JPH0724247B2 - Heat treatment method and apparatus for amorphous alloy ribbon winding core - Google Patents

Description

TECHNICAL FIELD The present invention relates to a heat treatment method and apparatus for improving the magnetic properties of an amorphous magnetic alloy ribbon.

<Prior art> When an amorphous alloy ribbon is used for a high frequency transformer, a choke coil, a magnetic filter, etc., use one having magnetic characteristics suitable for them, for example, to increase the magnetic permeability or to make the hysteresis curve square-shaped. Properly lowering the ratio Br / Bs or reducing the core loss is an essential property based on the magnetization generation mechanism. In addition, by controlling the magnetic domain distribution of the alloy by an appropriate method, It is possible to bring out the magnetic characteristics required for the product. As one of the control means, there is an orthogonal magnetic field cooling method.

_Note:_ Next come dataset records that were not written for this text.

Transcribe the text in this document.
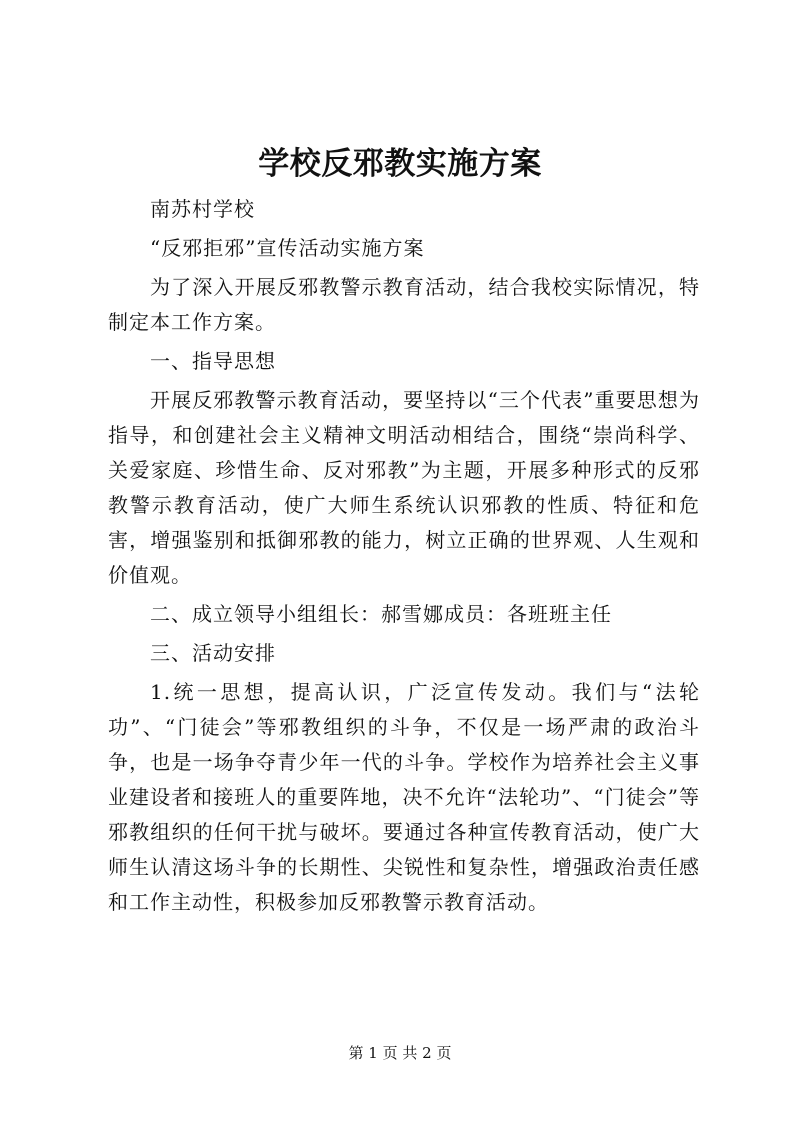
学校反邪教实施方案

南苏村学校

“反邪拒邪”宣传活动实施方案

为了深入开展反邪教警示教育活动，结合我校实际情况，特制定本工作方案。

一、指导思想

开展反邪教警示教育活动，要坚持以“三个代表”重要思想为指导，和创建社会主义精神文明活动相结合，围绕“崇尚科学、关爱家庭、珍惜生命、反对邪教”为主题，开展多种形式的反邪教警示教育活动，使广大师生系统认识邪教的性质、特征和危害，增强鉴别和抵御邪教的能力，树立正确的世界观、人生观和价值观。

二、成立领导小组组长：郝雪娜成员：各班班主任

三、活动安排

1.统一思想，提高认识，广泛宣传发动。我们与“法轮功”、“门徒会”等邪教组织的斗争，不仅是一场严肃的政治斗争，也是一场争夺青少年一代的斗争。学校作为培养社会主义事业建设者和接班人的重要阵地，决不允许“法轮功”、“门徒会”等邪教组织的任何干扰与破坏。要通过各种宣传教育活动，使广大师生认清这场斗争的长期性、尖锐性和复杂性，增强政治责任感和工作主动性，积极参加反邪教警示教育活动。

第 1 页 共 2 页
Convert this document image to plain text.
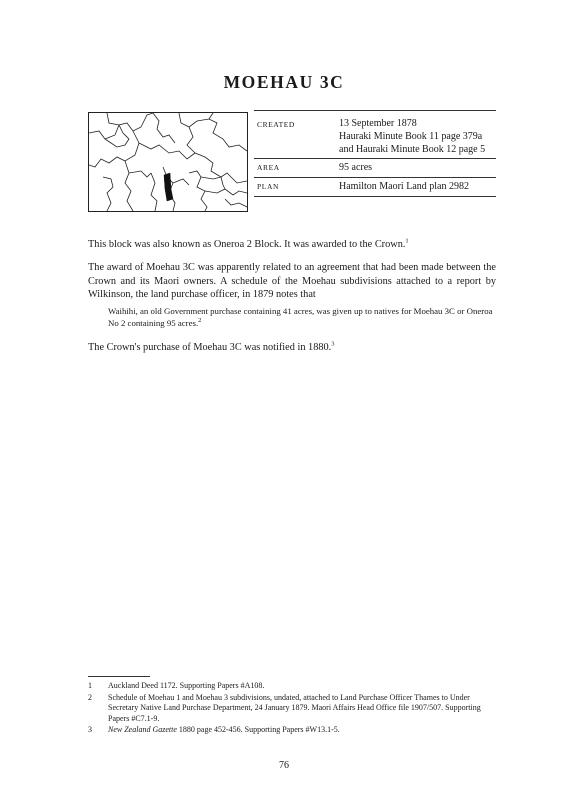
MOEHAU 3C
CREATED	13 September 1878
Hauraki Minute Book 11 page 379a
and Hauraki Minute Book 12 page 5
AREA	95 acres
PLAN	Hamilton Maori Land plan 2982

This block was also known as Oneroa 2 Block. It was awarded to the Crown.$^1$

The award of Moehau 3C was apparently related to an agreement that had been made between the Crown and its Maori owners. A schedule of the Moehau subdivisions attached to a report by Wilkinson, the land purchase officer, in 1879 notes that

Waihihi, an old Government purchase containing 41 acres, was given up to natives for Moehau 3C or Oneroa No 2 containing 95 acres.$^2$

The Crown's purchase of Moehau 3C was notified in 1880.$^3$

1	Auckland Deed 1172. Supporting Papers #A108.
2	Schedule of Moehau 1 and Moehau 3 subdivisions, undated, attached to Land Purchase Officer Thames to Under Secretary Native Land Purchase Department, 24 January 1879. Maori Affairs Head Office file 1907/507. Supporting Papers #C7.1-9.
3	New Zealand Gazette 1880 page 452-456. Supporting Papers #W13.1-5.
76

One of the cooling methods in the orthogonal magnetic field is a heat treatment method in a rotating magnetic field. This is a method of applying the above magnetic field during heat treatment in order to reduce the in-plane induced anisotropy of the magnetic thin film and the ribbon.

However, in this method, two or more pairs of Helmholtz coils or electromagnets are arranged outside the winding core in order to apply a perpendicular or rotating magnetic field, or a method of winding a wire directly on the winding core is adopted. Has been. However, the installation of the Helmholtz coil or the electromagnet requires a space for picking up, and there is a drawback that the winding work is complicated and the heat treatment apparatus for mass production is too complicated.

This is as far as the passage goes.